Dr. Byun was born in Jeju, Korea, and received his Ph.D. and MS from Yonsei University in 1995 and 2001 respectively, and BS from Jeju National University in 1993. Before joining Jeju National University, he worked as a special lecturer in SAMSUNG Electronics in 2000 and 2001. From 2001 to 2003, he was a senior researcher of Electronics and Telecommunications Research Institute (ETRI). He was promoted to join Jeju National University as an assistant professor in 2003.
13-DEC, 11am-12pm
Prof. Dr. Virach Sornlertlamvanich (Thammasat Univ, Thailand & Musashino University, Japan)
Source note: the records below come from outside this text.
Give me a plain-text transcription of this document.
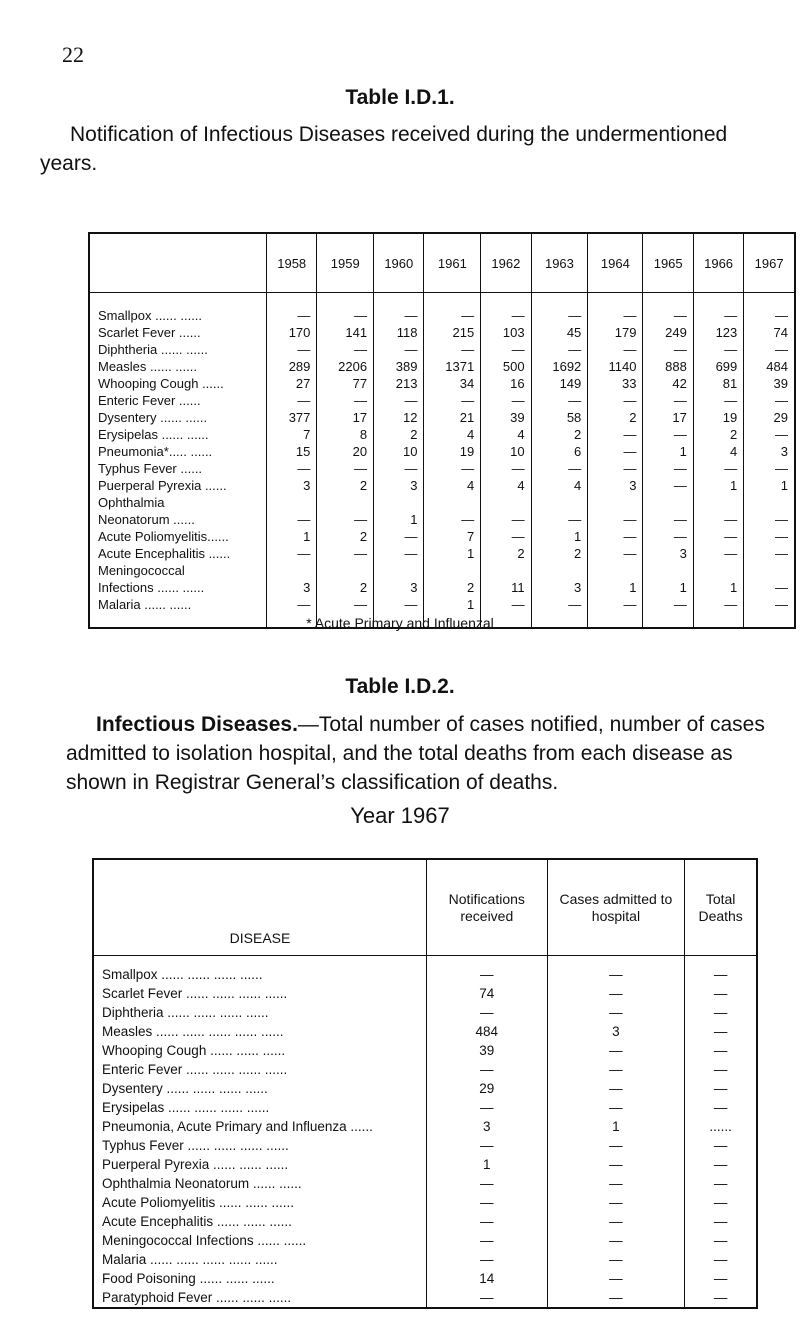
22
Table I.D.1.
Notification of Infectious Diseases received during the undermentioned years.
	1958	1959	1960	1961	1962	1963	1964	1965	1966	1967
Smallpox ...... ......	—	—	—	—	—	—	—	—	—	—
Scarlet Fever ......	170	141	118	215	103	45	179	249	123	74
Diphtheria ...... ......	—	—	—	—	—	—	—	—	—	—
Measles ...... ......	289	2206	389	1371	500	1692	1140	888	699	484
Whooping Cough ......	27	77	213	34	16	149	33	42	81	39
Enteric Fever ......	—	—	—	—	—	—	—	—	—	—
Dysentery ...... ......	377	17	12	21	39	58	2	17	19	29
Erysipelas ...... ......	7	8	2	4	4	2	—	—	2	—
Pneumonia*..... ......	15	20	10	19	10	6	—	1	4	3
Typhus Fever ......	—	—	—	—	—	—	—	—	—	—
Puerperal Pyrexia ......	3	2	3	4	4	4	3	—	1	1
Ophthalmia										
Neonatorum ......	—	—	1	—	—	—	—	—	—	—
Acute Poliomyelitis......	1	2	—	7	—	1	—	—	—	—
Acute Encephalitis ......	—	—	—	1	2	2	—	3	—	—
Meningococcal										
Infections ...... ......	3	2	3	2	11	3	1	1	1	—
Malaria ...... ......	—	—	—	1	—	—	—	—	—	—
* Acute Primary and Influenzal
Table I.D.2.
Infectious Diseases.—Total number of cases notified, number of cases admitted to isolation hospital, and the total deaths from each disease as shown in Registrar General’s classification of deaths.
Year 1967
DISEASE	Notifications received	Cases admitted to hospital	Total Deaths
Smallpox ...... ...... ...... ......	—	—	—
Scarlet Fever ...... ...... ...... ......	74	—	—
Diphtheria ...... ...... ...... ......	—	—	—
Measles ...... ...... ...... ...... ......	484	3	—
Whooping Cough ...... ...... ......	39	—	—
Enteric Fever ...... ...... ...... ......	—	—	—
Dysentery ...... ...... ...... ......	29	—	—
Erysipelas ...... ...... ...... ......	—	—	—
Pneumonia, Acute Primary and Influenza ......	3	1	......
Typhus Fever ...... ...... ...... ......	—	—	—
Puerperal Pyrexia ...... ...... ......	1	—	—
Ophthalmia Neonatorum ...... ......	—	—	—
Acute Poliomyelitis ...... ...... ......	—	—	—
Acute Encephalitis ...... ...... ......	—	—	—
Meningococcal Infections ...... ......	—	—	—
Malaria ...... ...... ...... ...... ......	—	—	—
Food Poisoning ...... ...... ......	14	—	—
Paratyphoid Fever ...... ...... ......	—	—	—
Harmonization of Humanitarianism and AI — A Case of Thammasat AI City —
Abstract
In recent years, artificial intelligence (AI) technology significantly gains its potential in real-life applications. There are many good examples that machines can interact with people such as speaking the same language as humans, learning the patient’s symptoms by disease diagnosing recognizing objects or activities from images, or identifying emotion from facial expressions. The current challenged implementation is the efficiency of city operation insight and humanitarian action. This research proposes an AI platform for better living and data sharing across multiple domains. Since the data in the smart city concept are domain-specific processed, the existing smart city architecture is suffered from cross-domain data interpretation. To go beyond the digital transformation efforts in smart city development, the AI city is created on the architecture of cross-domain data connectivity and transform learning in the machine learning paradigm. In this research, the health and human behavioral data are targeted at human traceability and contactless technologies. To measure the inhabitant’s quality of life (QoL), the basic emotion expression study is conducted to interpret the emotional states and the mental health of people in the urbanized city. The results of information augmentation draw attention to the immersive visualization of the harmonization of humanitarianism and AI of the Thammasat model.
Biography
Prof. Dr. Virach Sornlertlamvanich was esteemed “The Researcher of the Year 2001” by the Nation Newspaper (Thailand). Observing his continuous contributions in the field of Computer Engineering, he was conclusively awarded “National Distinguished Researcher Award 2003” in Information Technology and Communication by the National Research Council of Thailand, “ASEAN Outstanding Engineering Achievement Award 2011” by ASEAN Federation of Engineering Organizations (AFEO), and followed by “Outstanding Alumni Award, Tokyo Tech Alumni Association (Thailand Chapter)” in 2021.
He received a doctoral degree in Computer Engineering from the Tokyo Institute of Technology in 1998. He worked with NEC Corporation as a sub-project leader for Thai language processing in the Multi-lingual Machine Translation Project. He joined the National Electronics and Computer Technology Center (NECTEC) in 1992. His research interests are in the area of Natural Language Processing, Machine Translation, Information Retrieval, Knowledge Engineering, and Artificial Intelligence. His recent efforts are on the research and development of technology for Digitized Thailand (2009) which is aimed to establish a service platform for digital content and applications to accomplish the creative industry. He is also a pioneer in establishing an AI research platform for Thammasat AI City at Rangsit Campus during 2020-2023.